Is it time for a new reinsurer to enter the market?

By Jason Contant | October 25, 2023 | Last updated on October 30, 2024
3 min read
Financial volatility
iStock.com/Rudzhan Nagiev

Canada’s hard market in reinsurance has some execs wondering if the time is ripe for a new reinsurer to enter the Canadian market.

Until Jan. 1, 2023 renewal season, Aon Reinsurance Solutions president and CEO Matt Wolfe said he never thought he’d see a “more problematic” reinsurance market than the one following the 9/11 terrorist attacks in the United States.

“The reinsurance market hardened overnight dramatically,” Wolfe said Tuesday during a panel discussion at Insurance Bureau of Canada’s (IBC) Commercial Insurance Symposium in Toronto. “Capacity was gone, pricing was up.”

Estimates of insured damage from the terrorist attacks range from about $30 billion to $50 billion.

But within a few months of the attacks that claimed nearly 3,000 lives and caused massive property damage, the reinsurance market became so attractive that new players were formed. For example, Arch Capital and Axis Capital — each with more than $1 billion of capital — were created and investors were investing themselves or raising money, Wolfe said during the Commercial Insurance Market — What’s on the horizon panel discussion.

“There was more premium, prices [went] down. And so the hard market was short.”

Enter the Jan. 1, 2023 reinsurance renewal season in Canada. Back in April, Donald Callahan, managing director of Guy Carpenter Canada, told a CU webinar that some Canadian Cat portfolios without a significant loss history saw increases of 25% to 30%, while other portfolios with losses saw their reinsurance rate increases climb as high as 50% to 70%. Terms and conditions were tightened as well.

“Right out of the gate, 1.1, we have unprecedented property [losses],” Marc Lipman, president and attorney-in-fact at Lloyd’s Canada, said at IBC’s symposium Tuesday. “And those are costs that many direct writers didn’t factor into their business models.”

But unlike after 9/11, no new reinsurers popped up. There has been some new capital, but no material flow on the insurance-linked securities side, Wolfe said.

“And there’s not been a single new reinsurer. In fact, all we keep hearing is insurers exiting property casualty insurance.”

A variety of factors are contributing to reinsurers’ costs, from geopolitical uncertainty such as the wars in Ukraine and the Israel-Hamas conflict, to inflation, said Claus-Ulrich Kroll, president and CEO of Munich Reinsurance Company of Canada and Temple Insurance Company. “There’s a question of pricing but also reserves,” he said.

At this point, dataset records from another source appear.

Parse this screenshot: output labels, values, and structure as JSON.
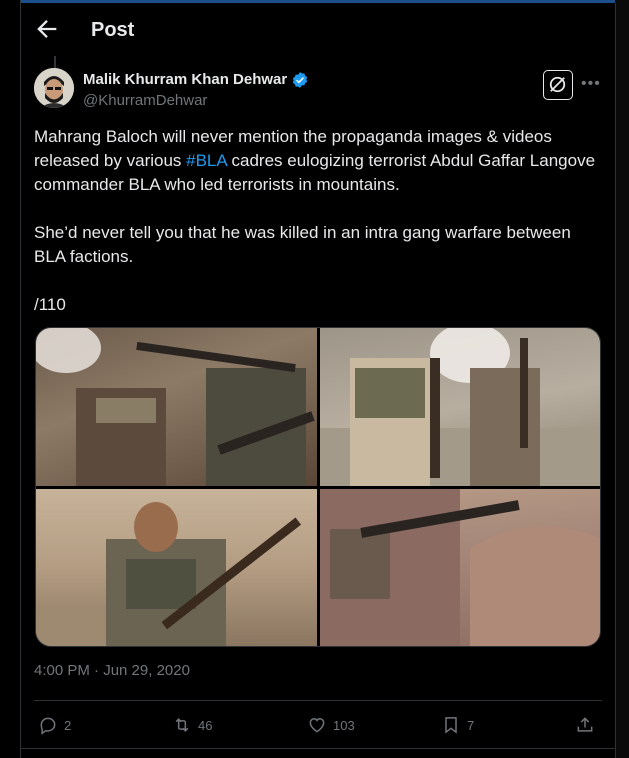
{
  "header": {
    "title": "Post"
  },
  "author": {
    "name": "Malik Khurram Khan Dehwar",
    "handle": "@KhurramDehwar",
    "verified": true
  },
  "post": {
    "text_para1_before": "Mahrang Baloch will never mention the propaganda images & videos released by various ",
    "hashtag": "#BLA",
    "text_para1_after": " cadres eulogizing terrorist Abdul Gaffar Langove commander BLA who led terrorists in mountains.",
    "text_para2": "She’d never tell you that he was killed in an intra gang warfare between BLA factions.",
    "text_para3": "/110",
    "timestamp": "4:00 PM · Jun 29, 2020"
  },
  "stats": {
    "replies": "2",
    "reposts": "46",
    "likes": "103",
    "bookmarks": "7"
  },
  "colors": {
    "background": "#000000",
    "text": "#e7e9ea",
    "muted": "#71767b",
    "accent": "#1d9bf0",
    "border": "#2f3336"
  },
  "icons": [
    "back-arrow-icon",
    "verified-badge-icon",
    "grok-icon",
    "more-icon",
    "reply-icon",
    "repost-icon",
    "like-icon",
    "bookmark-icon",
    "share-icon"
  ]
}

And that doesn’t factor in Canada’s unprecedented wildfire season, flooding, severe convective storms and other natural disasters that have already cost Canadian insurers more than $3 billion in insured losses this year.

What’s in store for the reinsurance market?

“I think it has a lot to do with how the underwriters and their management view their plans for 2023 and whether they really prioritize ultimately profitability or some of those top-line targets that were set at a time when maybe things were a bit more optimistic from an underwriting perspective,” Lipman said.

“We’ll see where it finally lands but I do sense a high degree of competition in the marketplace, certainly in the last couple of months, and I don’t suspect that will change in the New Year.”

There will likely be a more orderly reinsurance market in 2024, AM Best senior director Greg Williams said during the rating firm’s recent Canadian insurance market briefing in early October.

Wolfe expects at least a year or two until reinsurers see a more historic, mid-teen percentage return on capital. “Then maybe we see either more capital flow in, sidebars, pension funds… behind-the-scenes transactions that help reinsurers’ balance sheet and/or the formation of new reinsurers.”